Firstly, almost all business-to-business vendors of duty-paid alcohol will have to be approved by HMRC as wholesalers of alcohol in order to trade. Trading “wholesale” in this context means the trading in any quantity of alcohol. Furthermore, many businesses will be affected by the new scheme who would not even consider their business to be “wholesale”. HMRC will start to register existing wholesalers in a window from 1 October – 31 December 2015. Businesses trading in alcohol should therefore review all their activities to check whether they need to be approved as wholesalers and make application on time if an approval is necessary.

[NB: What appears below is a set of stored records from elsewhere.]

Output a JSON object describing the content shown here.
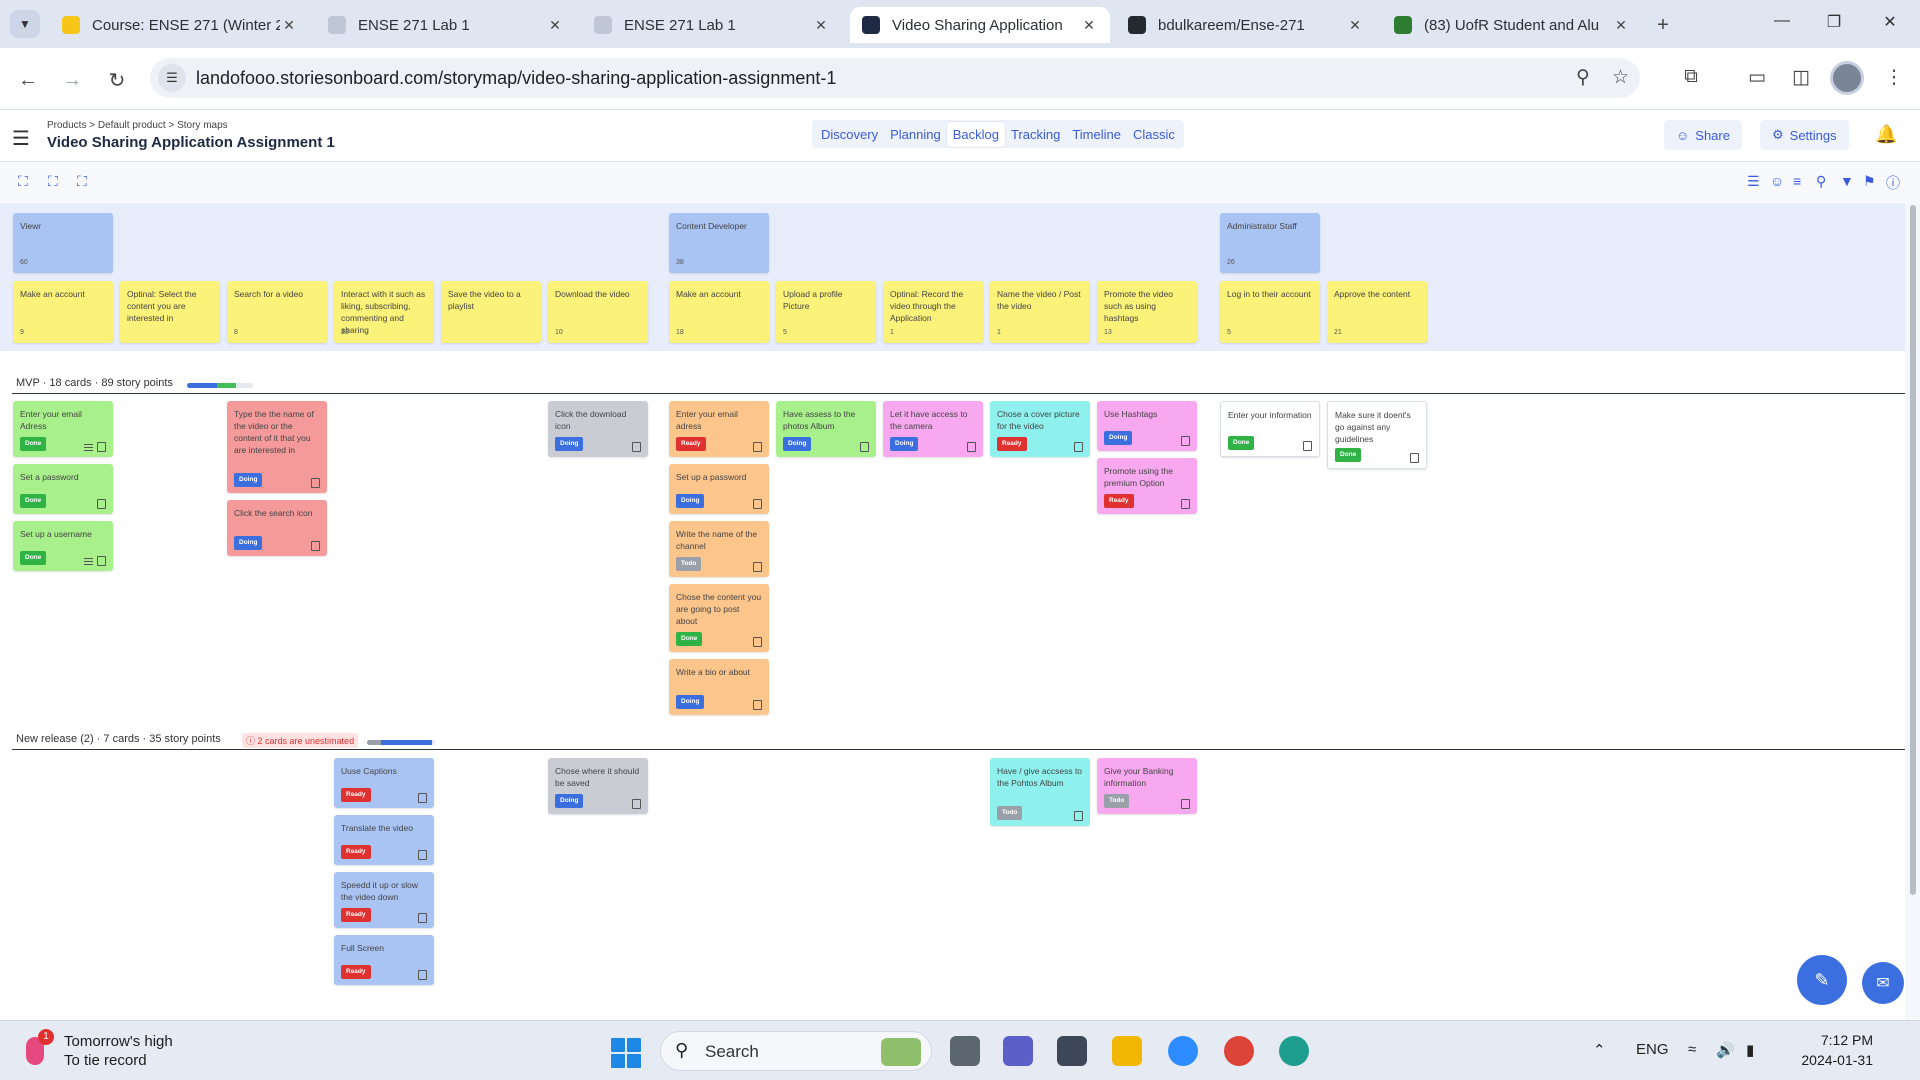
{
  "browser": {
    "tabs": [
      {
        "label": "Course: ENSE 271 (Winter 2",
        "favicon_color": "#f5c518",
        "active": false
      },
      {
        "label": "ENSE 271 Lab 1",
        "favicon_color": "#bfc7d5",
        "active": false
      },
      {
        "label": "ENSE 271 Lab 1",
        "favicon_color": "#bfc7d5",
        "active": false
      },
      {
        "label": "Video Sharing Application",
        "favicon_color": "#1f2a44",
        "active": true
      },
      {
        "label": "bdulkareem/Ense-271",
        "favicon_color": "#24292f",
        "active": false
      },
      {
        "label": "(83) UofR Student and Alu",
        "favicon_color": "#2f7d32",
        "active": false
      }
    ],
    "url": "landofooo.storiesonboard.com/storymap/video-sharing-application-assignment-1"
  },
  "app": {
    "breadcrumb": "Products > Default product > Story maps",
    "title": "Video Sharing Application Assignment 1",
    "view_tabs": [
      "Discovery",
      "Planning",
      "Backlog",
      "Tracking",
      "Timeline",
      "Classic"
    ],
    "active_view": "Backlog",
    "share_label": "Share",
    "settings_label": "Settings"
  },
  "personas": [
    {
      "label": "Viewr",
      "points": "60"
    },
    {
      "label": "Content Developer",
      "points": "38"
    },
    {
      "label": "Administrator Staff",
      "points": "26"
    }
  ],
  "steps": [
    {
      "label": "Make an account",
      "points": "9"
    },
    {
      "label": "Optinal: Select the content you are interested in",
      "points": ""
    },
    {
      "label": "Search for a video",
      "points": "8"
    },
    {
      "label": "Interact with it such as liking, subscribing, commenting and sharing",
      "points": "33"
    },
    {
      "label": "Save the video to a playlist",
      "points": ""
    },
    {
      "label": "Download the video",
      "points": "10"
    },
    {
      "label": "Make an account",
      "points": "18"
    },
    {
      "label": "Upload a profile Picture",
      "points": "5"
    },
    {
      "label": "Optinal: Record the video through the Application",
      "points": "1"
    },
    {
      "label": "Name the video / Post the video",
      "points": "1"
    },
    {
      "label": "Promote the video such as using hashtags",
      "points": "13"
    },
    {
      "label": "Log in to their account",
      "points": "5"
    },
    {
      "label": "Approve the content",
      "points": "21"
    }
  ],
  "releases": {
    "mvp": {
      "label": "MVP · 18 cards · 89 story points",
      "progress_done": 0.45,
      "progress_doing": 0.3,
      "cards": [
        {
          "text": "Enter your email Adress",
          "status": "Done",
          "color": "green",
          "col": 0,
          "row": 0
        },
        {
          "text": "Set a password",
          "status": "Done",
          "color": "green",
          "col": 0,
          "row": 1
        },
        {
          "text": "Set up a username",
          "status": "Done",
          "color": "green",
          "col": 0,
          "row": 2
        },
        {
          "text": "Type the the name of the video or the content of it that you are interested in",
          "status": "Doing",
          "color": "red",
          "col": 2,
          "row": 0
        },
        {
          "text": "Click the search icon",
          "status": "Doing",
          "color": "red",
          "col": 2,
          "row": 1
        },
        {
          "text": "Click the download icon",
          "status": "Doing",
          "color": "gray",
          "col": 5,
          "row": 0
        },
        {
          "text": "Enter your email adress",
          "status": "Ready",
          "color": "orange",
          "col": 6,
          "row": 0
        },
        {
          "text": "Set up a password",
          "status": "Doing",
          "color": "orange",
          "col": 6,
          "row": 1
        },
        {
          "text": "Write the name of the channel",
          "status": "Todo",
          "color": "orange",
          "col": 6,
          "row": 2
        },
        {
          "text": "Chose the content you are going to post about",
          "status": "Done",
          "color": "orange",
          "col": 6,
          "row": 3
        },
        {
          "text": "Write a bio or about",
          "status": "Doing",
          "color": "orange",
          "col": 6,
          "row": 4
        },
        {
          "text": "Have assess to the photos Album",
          "status": "Doing",
          "color": "green",
          "col": 7,
          "row": 0
        },
        {
          "text": "Let it have access to the camera",
          "status": "Doing",
          "color": "pink",
          "col": 8,
          "row": 0
        },
        {
          "text": "Chose a cover picture for the video",
          "status": "Ready",
          "color": "cyan",
          "col": 9,
          "row": 0
        },
        {
          "text": "Use Hashtags",
          "status": "Doing",
          "color": "pink",
          "col": 10,
          "row": 0
        },
        {
          "text": "Promote using the premium Option",
          "status": "Ready",
          "color": "pink",
          "col": 10,
          "row": 1
        },
        {
          "text": "Enter your information",
          "status": "Done",
          "color": "white",
          "col": 11,
          "row": 0
        },
        {
          "text": "Make sure it doent's go against any guidelines",
          "status": "Done",
          "color": "white",
          "col": 12,
          "row": 0
        }
      ]
    },
    "new_release": {
      "label": "New release (2) · 7 cards · 35 story points",
      "unestimated": "2 cards are unestimated",
      "progress_done": 0.0,
      "progress_doing": 0.75,
      "cards": [
        {
          "text": "Uuse Captions",
          "status": "Ready",
          "color": "blue",
          "col": 3,
          "row": 0
        },
        {
          "text": "Translate the video",
          "status": "Ready",
          "color": "blue",
          "col": 3,
          "row": 1
        },
        {
          "text": "Speedd it up or slow the video down",
          "status": "Ready",
          "color": "blue",
          "col": 3,
          "row": 2
        },
        {
          "text": "Full Screen",
          "status": "Ready",
          "color": "blue",
          "col": 3,
          "row": 3
        },
        {
          "text": "Chose where it should be saved",
          "status": "Doing",
          "color": "gray",
          "col": 5,
          "row": 0
        },
        {
          "text": "Have / give accsess to the Pohtos Album",
          "status": "Todo",
          "color": "cyan",
          "col": 9,
          "row": 0
        },
        {
          "text": "Give your Banking information",
          "status": "Todo",
          "color": "pink",
          "col": 10,
          "row": 0
        }
      ]
    }
  },
  "taskbar": {
    "weather_line1": "Tomorrow's high",
    "weather_line2": "To tie record",
    "weather_badge": "1",
    "search_label": "Search",
    "lang": "ENG",
    "time": "7:12 PM",
    "date": "2024-01-31"
  }
}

Secondly, “trade buyers” (mainly retailers) will have to check that their suppliers are approved by HMRC. It will be an offence for retailers not to carry out such checks when the scheme takes full effect from 1 April 2017. Retailers should also prepare for the new scheme and their obligations under it.

Failure to comply with the new laws will lead to severe sanctions, as HMRC gets tougher in the fight against alcohol duty fraud.

A tough and comprehensive regime
The new provisions to control wholesalers are much more pervasive than the old wholesale licensing requirement operated by HMRC until 1981 and will affect traders who might not even think they are “wholesalers” of alcohol. HMRC has sewn a fine mesh to prevent fraudsters using gaps in the net for illicit activity and estimates that 21,000 businesses will need to be registered or else will break the law when trading in duty-paid alcohol. Furthermore, businesses will not legally be able to buy any alcohol for commercial purposes from any non-registered trader. The penalties for breaches will be severe. In order for checks to be made by retailers on their suppliers, there will be an on-line “look up” facility for suppliers’ Unique Reference Numbers (URNs).

During initial consultations with HMRC, industry had expressed concerned that such a scheme will require a huge amount of resources or it will fail and lack all credibility, which HMRC has acknowledged. It is reported by HMRC that the Treasury has provided sufficient funding and that 200 new staff have been recruited specifically for this exercise.